También hubo tiempo y espacio para la familia Pérez del Molino, una de las más renombradas sagas de comerciantes que sufrieron la catástrofe, sobre cuyo sepulcro se colocó una antigua máquina registradora. Los asistentes rindieron honores, además, a los bomberos y a todos los santanderinos que vivieron el desastre en una de las noches más largas que ha vivido la urbe en su historia, para lo que se contó con la participación de actores de la Escuela de Artes Escénicas del Palacio de Festivales, la Banda Municipal de Música, el Cuerpo de Bomberos, el cuarteto Música Mundi y elrabelista Chema Puente.

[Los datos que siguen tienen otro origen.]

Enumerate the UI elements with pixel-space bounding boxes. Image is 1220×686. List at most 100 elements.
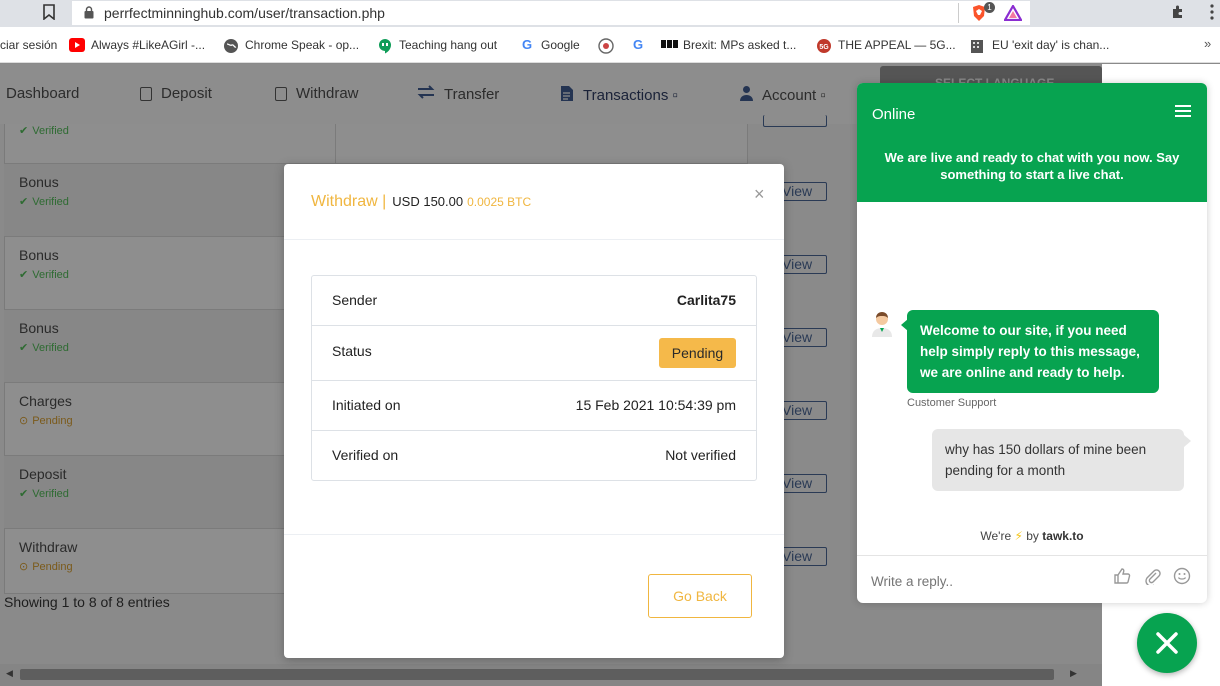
check-icon: ✔: [19, 125, 29, 137]
status-verified: ✔ Verified: [19, 487, 69, 501]
paperclip-icon[interactable]: [1143, 567, 1161, 590]
hamburger-menu-icon[interactable]: [1175, 105, 1191, 117]
status-verified: ✔ Verified: [19, 341, 69, 355]
detail-value: 15 Feb 2021 10:54:39 pm: [575, 397, 736, 413]
brave-rewards-icon[interactable]: [1003, 3, 1023, 22]
powered-by[interactable]: We're ⚡ by tawk.to: [857, 529, 1207, 543]
nav-label: Dashboard: [6, 85, 80, 102]
bookmark-item[interactable]: Always #LikeAGirl -...: [69, 37, 205, 53]
building-icon: [970, 38, 986, 53]
live-chat-widget: Online We are live and ready to chat wit…: [857, 83, 1207, 603]
pagination-info: Showing 1 to 8 of 8 entries: [4, 594, 170, 610]
agent-avatar: [871, 311, 893, 337]
transaction-type: Deposit: [19, 466, 67, 482]
google-icon: G: [521, 37, 533, 52]
bookmark-item[interactable]: EU 'exit day' is chan...: [970, 37, 1109, 53]
detail-label: Status: [332, 343, 372, 359]
view-button[interactable]: [763, 115, 827, 127]
bookmark-label: Google: [541, 38, 580, 52]
status-verified: ✔ Verified: [19, 124, 69, 138]
nav-account[interactable]: Account ▫: [740, 85, 826, 105]
google-icon: G: [632, 37, 644, 52]
document-icon: [560, 85, 574, 106]
url-text[interactable]: perrfectminninghub.com/user/transaction.…: [104, 5, 385, 21]
nav-withdraw[interactable]: Withdraw: [275, 85, 359, 102]
transaction-details-table: Sender Carlita75 Status Pending Initiate…: [311, 275, 757, 481]
emoji-icon[interactable]: [1173, 567, 1191, 590]
nav-label: Transactions ▫: [583, 87, 678, 104]
transaction-type: Bonus: [19, 174, 59, 190]
go-back-button[interactable]: Go Back: [648, 574, 752, 618]
bookmark-item[interactable]: G: [630, 37, 646, 53]
nav-label: Transfer: [444, 85, 500, 103]
scroll-right-arrow-icon[interactable]: ▶: [1070, 668, 1077, 679]
detail-label: Verified on: [332, 447, 399, 463]
transaction-type: Charges: [19, 393, 72, 409]
nav-deposit[interactable]: Deposit: [140, 85, 212, 102]
detail-label: Sender: [332, 292, 378, 308]
bookmark-item[interactable]: Chrome Speak - op...: [223, 37, 359, 53]
url-divider: [958, 3, 959, 23]
powered-brand: tawk.to: [1042, 529, 1084, 543]
bookmark-item[interactable]: Teaching hang out: [377, 37, 497, 54]
status-text: Verified: [32, 487, 69, 500]
agent-message: Welcome to our site, if you need help si…: [907, 310, 1159, 393]
detail-label: Initiated on: [332, 397, 401, 413]
status-text: Pending: [32, 414, 73, 427]
chat-close-button[interactable]: [1137, 613, 1197, 673]
reply-input[interactable]: [871, 571, 1101, 591]
check-icon: ✔: [19, 488, 29, 500]
status-verified: ✔ Verified: [19, 268, 69, 282]
divider: [284, 534, 784, 535]
thumbs-up-icon[interactable]: [1113, 567, 1131, 590]
youtube-icon: [69, 38, 85, 52]
status-text: Verified: [32, 195, 69, 208]
5g-icon: 5G: [816, 38, 832, 53]
nav-transactions[interactable]: Transactions ▫: [560, 85, 678, 106]
nav-transfer[interactable]: Transfer: [417, 85, 499, 103]
powered-by-word: by: [1026, 529, 1039, 543]
check-icon: ✔: [19, 196, 29, 208]
clock-icon: ⊙: [19, 415, 29, 427]
site-icon: [598, 38, 614, 54]
extensions-puzzle-icon[interactable]: [1170, 4, 1188, 22]
extension-badge: 1: [984, 2, 995, 13]
bookmark-item[interactable]: G Google: [519, 37, 580, 53]
close-icon[interactable]: ×: [754, 184, 765, 205]
transaction-type: Bonus: [19, 247, 59, 263]
lock-icon[interactable]: [84, 6, 94, 19]
scroll-left-arrow-icon[interactable]: ◀: [6, 668, 13, 679]
bookmark-item[interactable]: 5G THE APPEAL — 5G...: [816, 37, 956, 53]
deposit-icon: [140, 86, 152, 101]
detail-value: Carlita75: [676, 292, 736, 308]
status-text: Verified: [32, 124, 69, 137]
bookmark-item[interactable]: [598, 37, 614, 54]
svg-text:5G: 5G: [819, 44, 829, 51]
bookmark-item[interactable]: Brexit: MPs asked t...: [661, 37, 796, 53]
transfer-icon: [417, 85, 435, 103]
bookmarks-more[interactable]: »: [1204, 36, 1211, 51]
hangouts-icon: [377, 38, 393, 54]
scrollbar-thumb[interactable]: [20, 669, 1054, 680]
bookmark-label: THE APPEAL — 5G...: [838, 38, 956, 52]
chat-status: Online: [872, 106, 916, 123]
chat-header: Online We are live and ready to chat wit…: [857, 83, 1207, 202]
nav-label: Deposit: [161, 85, 212, 102]
clock-icon: ⊙: [19, 561, 29, 573]
check-icon: ✔: [19, 342, 29, 354]
bookmark-label: EU 'exit day' is chan...: [992, 38, 1110, 52]
status-text: Pending: [32, 560, 73, 573]
bookmark-item[interactable]: ciar sesión: [0, 37, 57, 53]
withdraw-details-modal: Withdraw | USD 150.00 0.0025 BTC × Sende…: [284, 164, 784, 658]
nav-dashboard[interactable]: Dashboard: [6, 85, 79, 102]
browser-menu-icon[interactable]: [1205, 2, 1219, 22]
detail-row-initiated: Initiated on 15 Feb 2021 10:54:39 pm: [312, 381, 756, 431]
close-icon: [1156, 632, 1178, 654]
bookmark-label: Brexit: MPs asked t...: [683, 38, 797, 52]
reply-actions: [1113, 567, 1191, 590]
bookmark-label: Chrome Speak - op...: [245, 38, 360, 52]
status-verified: ✔ Verified: [19, 195, 69, 209]
amount-usd: USD 150.00: [392, 194, 464, 209]
bookmark-icon[interactable]: [40, 4, 58, 22]
lightning-icon: ⚡: [1014, 529, 1023, 543]
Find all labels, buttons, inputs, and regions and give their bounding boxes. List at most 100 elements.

El acto se llamó ‘Arde Santander’ y se programó dentro del ciclo para descubrir los cementerios europeos. A ritmo de Mozart, Schubert, Bach o Tchaikovsky se hicieron cinco paradas alrededor del camposanto. En cada una, una breve introducción de los méritos del homenajeado y unos versos, leídos o cantados.

Fernando Abascal fue el encargado de introducir el recorrido («y la vida, ese instante, se volverá puro olvido»), mientras Carlos Alcorta recitó su poema (Redención) ante la tumba de Emilio Pino; Eneko Vilches (La paradoja) en la ofrenda a los bomberos; Jaime Peña (El puro imaginario) en la parada de Pérez del Molino; y Regino Mateo (El instante del fuego) en la sepultura del fotógrafo Quintana.